Credit: Reuters/Tokyo Electric Power Co
By Shinichi Saoshiro and Yoko Kubota
TOKYO |
Fri Jul 29, 2011 10:08am EDT
TOKYO (Reuters) - Japan will strive to avoid a complete shutdown of its 54 nuclear reactors and avert crippling power shortages in the near term while charting plans to reduce the nation's dependence on nuclear power, the government said on Friday.
Heightened safety fears since the March 11 earthquake and tsunami triggered meltdowns and radiation leaks at the Fukushima power plants may hinder restarting of reactors shut for maintenance and leave Japan with no nuclear power by May 2012.
The government faces an uphill battle in winning over an increasingly skeptical public and it suffered a fresh setback on Friday when one of the power utilities revealed the state-run nuclear power regulator tried to manipulate the outcome of a citizen debate on nuclear power four years ago.
"If the Nuclear and Industrial Safety Agency, which as a part of the government is in charge of nuclear safety, has done something that contradicts or is against the government, then this is a problem that would question its existence," Prime Minister Naoto Kan told a news conference.

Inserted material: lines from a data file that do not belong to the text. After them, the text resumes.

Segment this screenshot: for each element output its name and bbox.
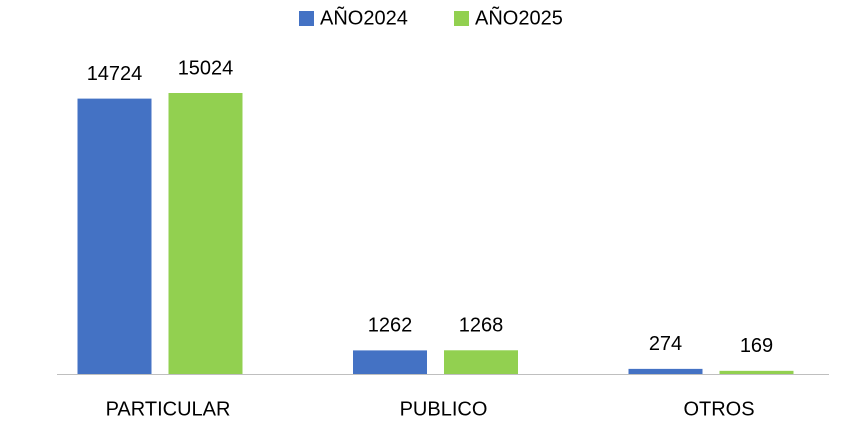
data-label: 1262 bbox=[368, 315, 413, 337]
bar bbox=[444, 350, 518, 374]
bar bbox=[168, 93, 243, 374]
legend-swatch bbox=[299, 11, 314, 26]
bar bbox=[77, 98, 152, 374]
bar bbox=[719, 370, 794, 374]
bar bbox=[628, 368, 703, 374]
data-label: 1268 bbox=[459, 315, 504, 337]
data-label: 274 bbox=[649, 333, 682, 355]
data-label: 15024 bbox=[178, 57, 234, 79]
data-label: 14724 bbox=[87, 63, 143, 85]
legend-label: AÑO2024 bbox=[320, 5, 408, 29]
bar bbox=[353, 350, 427, 374]
x-tick-label: PUBLICO bbox=[400, 398, 488, 420]
legend-swatch bbox=[454, 11, 469, 26]
legend-label: AÑO2025 bbox=[475, 5, 563, 29]
data-label: 169 bbox=[740, 335, 773, 357]
x-tick-label: OTROS bbox=[683, 398, 754, 420]
x-tick-label: PARTICULAR bbox=[106, 398, 231, 420]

Kan surprised the public and his own cabinet ministers earlier this month by saying that the world's worst nuclear crisis since 1986 in Chernobyl convinced him that Japan should wean itself off nuclear energy.

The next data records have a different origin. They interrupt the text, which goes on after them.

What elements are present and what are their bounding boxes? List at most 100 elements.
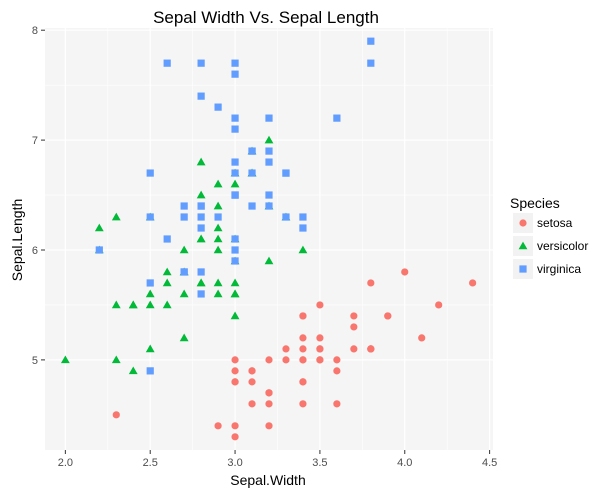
- data-point-versicolor: [196, 234, 206, 243]
- data-point-virginica: [231, 114, 239, 122]
- data-point-virginica: [333, 114, 341, 122]
- data-point-versicolor: [196, 157, 206, 166]
- data-point-versicolor: [179, 333, 189, 342]
- data-point-virginica: [180, 202, 188, 210]
- data-point-virginica: [248, 202, 256, 210]
- data-point-virginica: [367, 37, 375, 45]
- x-tick-label: 2.0: [58, 457, 73, 469]
- data-point-virginica: [282, 169, 290, 177]
- data-point-setosa: [333, 356, 341, 364]
- data-point-versicolor: [128, 300, 138, 309]
- data-point-versicolor: [230, 311, 240, 320]
- data-point-setosa: [265, 422, 273, 430]
- data-point-virginica: [231, 59, 239, 67]
- data-point-setosa: [350, 312, 358, 320]
- data-point-setosa: [112, 411, 120, 419]
- data-point-setosa: [350, 345, 358, 353]
- data-point-virginica: [146, 213, 154, 221]
- y-tick-label: 6: [32, 245, 38, 257]
- data-point-setosa: [231, 422, 239, 430]
- data-point-virginica: [231, 257, 239, 265]
- data-point-versicolor: [162, 278, 172, 287]
- data-point-setosa: [248, 400, 256, 408]
- data-point-setosa: [231, 367, 239, 375]
- data-point-setosa: [299, 378, 307, 386]
- data-point-setosa: [316, 345, 324, 353]
- data-point-setosa: [282, 345, 290, 353]
- data-point-virginica: [265, 147, 273, 155]
- series-virginica: [95, 37, 375, 375]
- chart-title: Sepal Width Vs. Sepal Length: [153, 8, 379, 27]
- data-point-virginica: [214, 103, 222, 111]
- data-point-setosa: [282, 356, 290, 364]
- data-point-versicolor: [196, 278, 206, 287]
- data-point-setosa: [350, 323, 358, 331]
- data-point-virginica: [248, 169, 256, 177]
- data-point-setosa: [469, 279, 477, 287]
- x-tick-label: 4.5: [482, 457, 497, 469]
- legend: Species setosa versicolor virginica: [510, 195, 588, 279]
- legend-label: setosa: [537, 216, 573, 230]
- data-point-versicolor: [264, 256, 274, 265]
- data-point-setosa: [316, 334, 324, 342]
- data-point-versicolor: [60, 355, 70, 364]
- x-axis-title: Sepal.Width: [230, 472, 305, 488]
- data-point-setosa: [333, 400, 341, 408]
- data-point-setosa: [265, 400, 273, 408]
- data-point-virginica: [163, 59, 171, 67]
- data-point-setosa: [231, 356, 239, 364]
- data-point-versicolor: [162, 267, 172, 276]
- data-point-virginica: [214, 213, 222, 221]
- data-point-virginica: [367, 59, 375, 67]
- data-point-setosa: [265, 389, 273, 397]
- data-points: [60, 37, 477, 441]
- data-point-setosa: [418, 334, 426, 342]
- data-point-versicolor: [213, 278, 223, 287]
- series-setosa: [112, 268, 477, 441]
- data-point-setosa: [299, 400, 307, 408]
- data-point-virginica: [248, 147, 256, 155]
- data-point-virginica: [282, 213, 290, 221]
- data-point-versicolor: [213, 245, 223, 254]
- data-point-setosa: [384, 312, 392, 320]
- data-point-virginica: [146, 169, 154, 177]
- data-point-setosa: [316, 301, 324, 309]
- data-point-versicolor: [264, 135, 274, 144]
- data-point-virginica: [197, 290, 205, 298]
- data-point-setosa: [248, 367, 256, 375]
- data-point-virginica: [180, 268, 188, 276]
- data-point-virginica: [231, 191, 239, 199]
- data-point-versicolor: [213, 234, 223, 243]
- data-point-virginica: [197, 92, 205, 100]
- data-point-versicolor: [179, 245, 189, 254]
- legend-marker-virginica: [519, 265, 527, 273]
- data-point-versicolor: [213, 201, 223, 210]
- y-axis-title: Sepal.Length: [9, 199, 25, 282]
- data-point-virginica: [231, 169, 239, 177]
- data-point-setosa: [299, 312, 307, 320]
- data-point-versicolor: [111, 212, 121, 221]
- data-point-setosa: [231, 378, 239, 386]
- data-point-setosa: [299, 334, 307, 342]
- data-point-setosa: [401, 268, 409, 276]
- legend-marker-versicolor: [518, 241, 528, 250]
- data-point-setosa: [367, 345, 375, 353]
- data-point-virginica: [265, 191, 273, 199]
- data-point-versicolor: [213, 179, 223, 188]
- y-tick-label: 8: [32, 25, 38, 37]
- data-point-virginica: [231, 246, 239, 254]
- data-point-setosa: [367, 279, 375, 287]
- x-tick-label: 3.5: [312, 457, 327, 469]
- x-tick-label: 4.0: [397, 457, 412, 469]
- x-axis-ticks: 2.0 2.5 3.0 3.5 4.0 4.5: [58, 450, 497, 469]
- y-tick-label: 7: [32, 135, 38, 147]
- data-point-virginica: [299, 213, 307, 221]
- data-point-versicolor: [179, 289, 189, 298]
- data-point-setosa: [316, 356, 324, 364]
- data-point-virginica: [146, 367, 154, 375]
- data-point-versicolor: [230, 278, 240, 287]
- data-point-virginica: [95, 246, 103, 254]
- data-point-virginica: [197, 268, 205, 276]
- data-point-virginica: [231, 125, 239, 133]
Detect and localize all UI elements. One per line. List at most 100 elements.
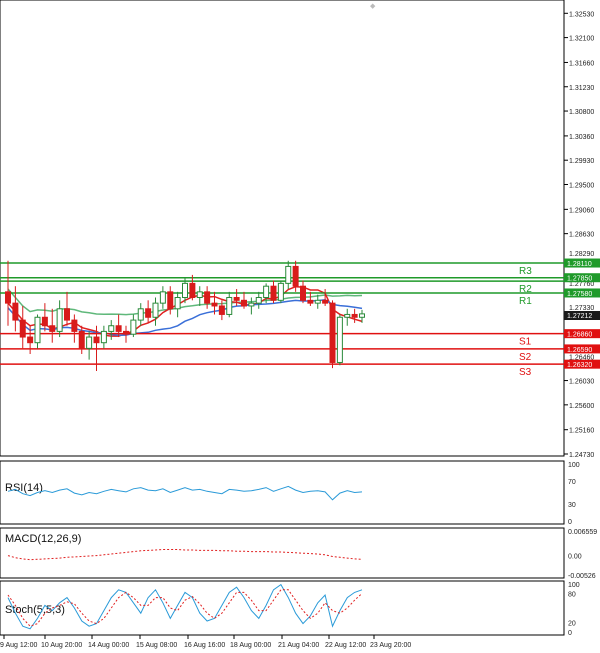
time-axis: 9 Aug 12:00 10 Aug 20:00 14 Aug 00:00 15 Au… bbox=[0, 635, 411, 649]
price-tick-label: 1.29060 bbox=[569, 207, 594, 214]
candle-body bbox=[233, 296, 240, 301]
indicator-tick-label: 80 bbox=[568, 592, 576, 599]
candle-body bbox=[292, 265, 299, 287]
price-tick-label: 1.29930 bbox=[569, 158, 594, 165]
candle-body bbox=[226, 296, 233, 315]
price-tick-label: 1.27760 bbox=[569, 281, 594, 288]
candle-body bbox=[71, 319, 78, 332]
candle-body bbox=[34, 316, 41, 344]
candle-body bbox=[277, 282, 284, 301]
time-tick-label: 18 Aug 00:00 bbox=[230, 642, 271, 649]
candle-body bbox=[152, 302, 159, 318]
candle-body bbox=[49, 325, 56, 332]
level-label-r1: R1 bbox=[519, 296, 532, 307]
indicator-tick-label: 0.006559 bbox=[568, 529, 597, 536]
macd-axis: 0.006559 0.00 -0.00526 bbox=[568, 529, 597, 580]
candlesticks bbox=[5, 260, 365, 371]
candle-body bbox=[270, 285, 277, 301]
time-tick-label: 10 Aug 20:00 bbox=[41, 642, 82, 649]
time-tick-label: 15 Aug 08:00 bbox=[136, 642, 177, 649]
level-price-value: 1.26860 bbox=[567, 332, 592, 339]
candle-body bbox=[159, 291, 166, 304]
macd-title: MACD(12,26,9) bbox=[5, 533, 81, 545]
candle-body bbox=[189, 282, 196, 298]
level-label-r3: R3 bbox=[519, 266, 532, 277]
price-tick-label: 1.25600 bbox=[569, 403, 594, 410]
price-tick-label: 1.31230 bbox=[569, 85, 594, 92]
candle-body bbox=[322, 299, 329, 304]
current-price-value: 1.27212 bbox=[567, 313, 592, 320]
indicator-tick-label: 0 bbox=[568, 630, 572, 637]
level-price-tag bbox=[564, 288, 600, 298]
candle-body bbox=[351, 313, 358, 318]
time-tick-label: 9 Aug 12:00 bbox=[0, 642, 37, 649]
level-price-tag bbox=[564, 258, 600, 268]
price-tick-label: 1.28630 bbox=[569, 232, 594, 239]
candle-body bbox=[27, 336, 34, 344]
candle-body bbox=[100, 330, 107, 344]
level-label-s2: S2 bbox=[519, 352, 532, 363]
indicator-tick-label: 70 bbox=[568, 479, 576, 486]
rsi-panel: RSI(14) 100 70 30 0 bbox=[0, 460, 580, 526]
time-tick-label: 22 Aug 12:00 bbox=[325, 642, 366, 649]
candle-body bbox=[182, 282, 188, 298]
candle-body bbox=[108, 325, 115, 332]
indicator-tick-label: -0.00526 bbox=[568, 573, 596, 580]
indicator-tick-label: 30 bbox=[568, 502, 576, 509]
price-tick-label: 1.30360 bbox=[569, 134, 594, 141]
level-price-value: 1.28110 bbox=[567, 261, 592, 268]
scroll-arrow-icon[interactable]: ◆ bbox=[370, 3, 376, 10]
candle-body bbox=[130, 319, 137, 335]
price-tick-label: 1.32530 bbox=[569, 11, 594, 18]
price-tick-label: 1.32100 bbox=[569, 36, 594, 43]
candle-body bbox=[123, 330, 129, 335]
level-label-s1: S1 bbox=[519, 337, 532, 348]
time-tick-label: 21 Aug 04:00 bbox=[278, 642, 319, 649]
indicator-tick-label: 0.00 bbox=[568, 553, 582, 560]
current-price-tag bbox=[564, 311, 600, 320]
macd-signal-line bbox=[7, 549, 363, 561]
price-tick-label: 1.26460 bbox=[569, 354, 594, 361]
candle-body bbox=[145, 308, 152, 318]
candle-body bbox=[93, 336, 100, 344]
level-price-tag bbox=[564, 344, 600, 354]
price-tick-label: 1.28290 bbox=[569, 251, 594, 258]
indicator-tick-label: 100 bbox=[568, 462, 580, 469]
candle-body bbox=[263, 285, 270, 298]
time-tick-label: 16 Aug 16:00 bbox=[184, 642, 225, 649]
level-label-s3: S3 bbox=[519, 367, 532, 378]
candle-body bbox=[167, 291, 174, 310]
level-price-value: 1.27850 bbox=[567, 276, 592, 283]
price-tick-label: 1.25160 bbox=[569, 428, 594, 435]
candle-body bbox=[86, 336, 93, 349]
price-axis: 1.32530 1.32100 1.31660 1.31230 1.30800 1.303… bbox=[564, 11, 594, 459]
rsi-title: RSI(14) bbox=[5, 482, 43, 494]
level-price-tag bbox=[564, 273, 600, 283]
candle-body bbox=[64, 308, 70, 321]
indicator-tick-label: 0 bbox=[568, 519, 572, 526]
level-label-r2: R2 bbox=[519, 284, 532, 295]
level-price-value: 1.26590 bbox=[567, 347, 592, 354]
candle-body bbox=[204, 291, 211, 304]
candle-body bbox=[329, 302, 336, 363]
indicator-tick-label: 20 bbox=[568, 620, 576, 627]
candle-body bbox=[336, 316, 343, 363]
candle-body bbox=[41, 316, 48, 327]
level-price-value: 1.26320 bbox=[567, 362, 592, 369]
macd-panel: MACD(12,26,9) 0.006559 0.00 -0.00526 bbox=[0, 527, 597, 580]
price-tick-label: 1.29500 bbox=[569, 182, 594, 189]
candle-body bbox=[56, 308, 63, 332]
candle-body bbox=[211, 302, 218, 307]
candle-body bbox=[359, 313, 365, 318]
candle-body bbox=[196, 291, 203, 298]
candle-body bbox=[12, 302, 19, 321]
candle-body bbox=[300, 285, 306, 301]
level-price-value: 1.27580 bbox=[567, 291, 592, 298]
candle-body bbox=[137, 308, 144, 321]
candle-body bbox=[218, 305, 225, 315]
candle-body bbox=[78, 330, 85, 349]
stoch-k-line bbox=[7, 583, 363, 630]
indicator-tick-label: 100 bbox=[568, 582, 580, 589]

A recent poll showed about 70 percent of Japanese voters endorsed that vision.
The government, in its energy policy review, said delaying the restart would lead to a 10 percent power shortage next summer and a 20 percent spike in electricity costs.
It also said Japan would become less dependent on nuclear energy -- a reversal of a 2010 policy that sought to boost nuclear generation as a cheaper and cleaner alternative to fossil fuels. But it stopped short of endorsing Kan's vision of nuclear-free Japan.

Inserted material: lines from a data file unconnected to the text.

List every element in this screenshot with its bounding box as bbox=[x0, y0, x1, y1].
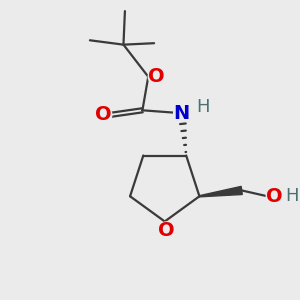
Text: O: O bbox=[158, 221, 175, 240]
Text: H: H bbox=[196, 98, 210, 116]
Text: O: O bbox=[148, 67, 165, 86]
Circle shape bbox=[95, 106, 112, 123]
Text: O: O bbox=[266, 187, 283, 206]
Circle shape bbox=[266, 188, 283, 204]
Circle shape bbox=[174, 105, 190, 122]
Text: H: H bbox=[286, 187, 299, 205]
Text: O: O bbox=[95, 105, 112, 124]
Circle shape bbox=[148, 69, 165, 85]
Circle shape bbox=[158, 222, 174, 238]
Text: N: N bbox=[174, 104, 190, 123]
Polygon shape bbox=[199, 186, 242, 197]
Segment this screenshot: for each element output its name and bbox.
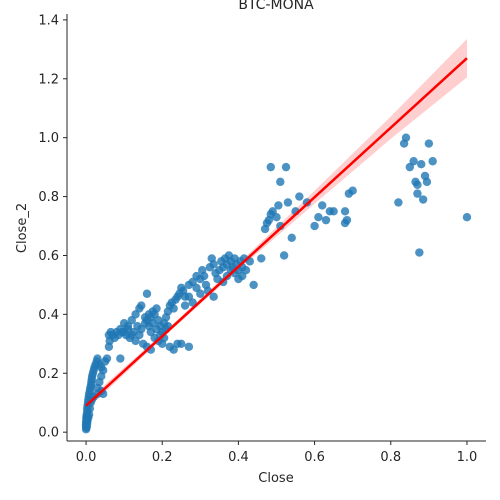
data-point (281, 162, 291, 172)
data-point (424, 139, 434, 148)
data-point (283, 198, 293, 207)
y-tick-label: 1.4 (38, 13, 59, 28)
x-axis-label: Close (258, 471, 293, 486)
data-point (413, 180, 422, 189)
data-point (199, 271, 209, 281)
x-tick-label: 0.0 (76, 450, 97, 465)
y-ticks: 0.0 0.2 0.4 0.6 0.8 1.0 1.2 1.4 (38, 13, 67, 441)
data-point (152, 304, 161, 313)
data-point (279, 251, 289, 260)
data-point (413, 189, 422, 198)
axes (66, 14, 486, 442)
y-tick-label: 0.4 (38, 308, 59, 323)
data-point (116, 354, 125, 363)
x-tick-label: 0.8 (380, 450, 401, 465)
data-point (180, 301, 190, 310)
data-point (318, 201, 327, 210)
data-point (272, 212, 281, 222)
data-point (169, 304, 178, 313)
data-points-layer (81, 133, 472, 434)
y-tick-label: 0.8 (38, 190, 59, 205)
data-point (310, 221, 319, 231)
data-point (144, 310, 154, 319)
data-point (394, 198, 403, 207)
data-point (415, 248, 424, 257)
data-point (137, 301, 146, 310)
data-point (184, 292, 194, 301)
x-tick-label: 0.4 (228, 450, 249, 465)
data-point (295, 192, 304, 201)
y-tick-label: 1.2 (38, 72, 59, 87)
regression-line (85, 57, 468, 407)
data-point (276, 177, 285, 187)
data-point (287, 233, 296, 243)
data-point (257, 254, 266, 263)
data-point (417, 159, 426, 169)
data-point (119, 327, 129, 337)
data-point (184, 342, 194, 351)
data-point (249, 280, 258, 290)
y-axis-label: Close_2 (15, 203, 30, 253)
data-point (196, 289, 205, 298)
data-point (142, 289, 152, 298)
data-point (428, 157, 437, 166)
data-point (422, 177, 432, 187)
x-ticks: 0.0 0.2 0.4 0.6 0.8 1.0 (76, 441, 478, 465)
data-point (321, 215, 331, 225)
data-point (409, 157, 418, 166)
y-tick-label: 0.6 (38, 249, 59, 264)
data-point (238, 271, 247, 281)
x-tick-label: 0.6 (304, 450, 325, 465)
data-point (462, 212, 472, 222)
chart-title: BTC-MONA (238, 0, 314, 13)
y-tick-label: 0.2 (38, 367, 59, 382)
data-point (209, 260, 218, 269)
data-point (342, 215, 352, 225)
data-point (340, 207, 350, 216)
data-point (418, 195, 428, 204)
y-tick-label: 0.0 (38, 426, 59, 441)
data-point (177, 339, 186, 349)
y-tick-label: 1.0 (38, 131, 59, 146)
data-point (329, 207, 338, 216)
data-point (102, 354, 112, 363)
data-point (401, 133, 411, 142)
data-point (209, 292, 218, 301)
x-tick-label: 0.2 (152, 450, 173, 465)
data-point (348, 186, 357, 195)
x-tick-label: 1.0 (457, 450, 478, 465)
data-point (82, 411, 92, 421)
data-point (266, 162, 275, 172)
data-point (192, 271, 201, 281)
data-point (274, 201, 283, 210)
data-point (314, 212, 323, 222)
regression-line-layer (85, 57, 468, 407)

"The final shape of nuclear power will be determined through public debate, including whether there will be no more (atomic plants)," Koichiro Gemba, the national strategy minister charged with reviewing Japan's energy policy, told a news conference.
PUBLIC APOLOGIES
Japan's government, and the nuclear watchdog, have come under intense criticism for the accident at the Fukushima nuclear plant, and Kan has said he would resign though he did not specify exactly when.
Revelations by Chubu Electric Power Co that the nuclear watchdog asked it in 2007 to recruit residents to speak in favor of a certain type of nuclear power at a public forum are likely to stoke more anger against the regulator and intensify public calls for Japan to go nuclear-free.
On Friday, another power company apologized for enticing its employees to participate in a 2006 forum on nuclear power, at the request of the trade ministry. Earlier this month, Kyushu Electric Power Co admitted that a senior official asked employees of its affiliates to send email messages in favor of nuclear power.
Trade Minister Banri Kaieda said an independent investigation would be launched into both firms.
In August, the government is expected to announce a plan to set up an independent nuclear regulatory agency, and Gemba said breaking up regional utilities was also an measure being considered to make the nuclear sector more transparent.
Kan had said that Japan would consider separating power generation from distribution, making it easier for new players, such as renewable energy producers to enter the market.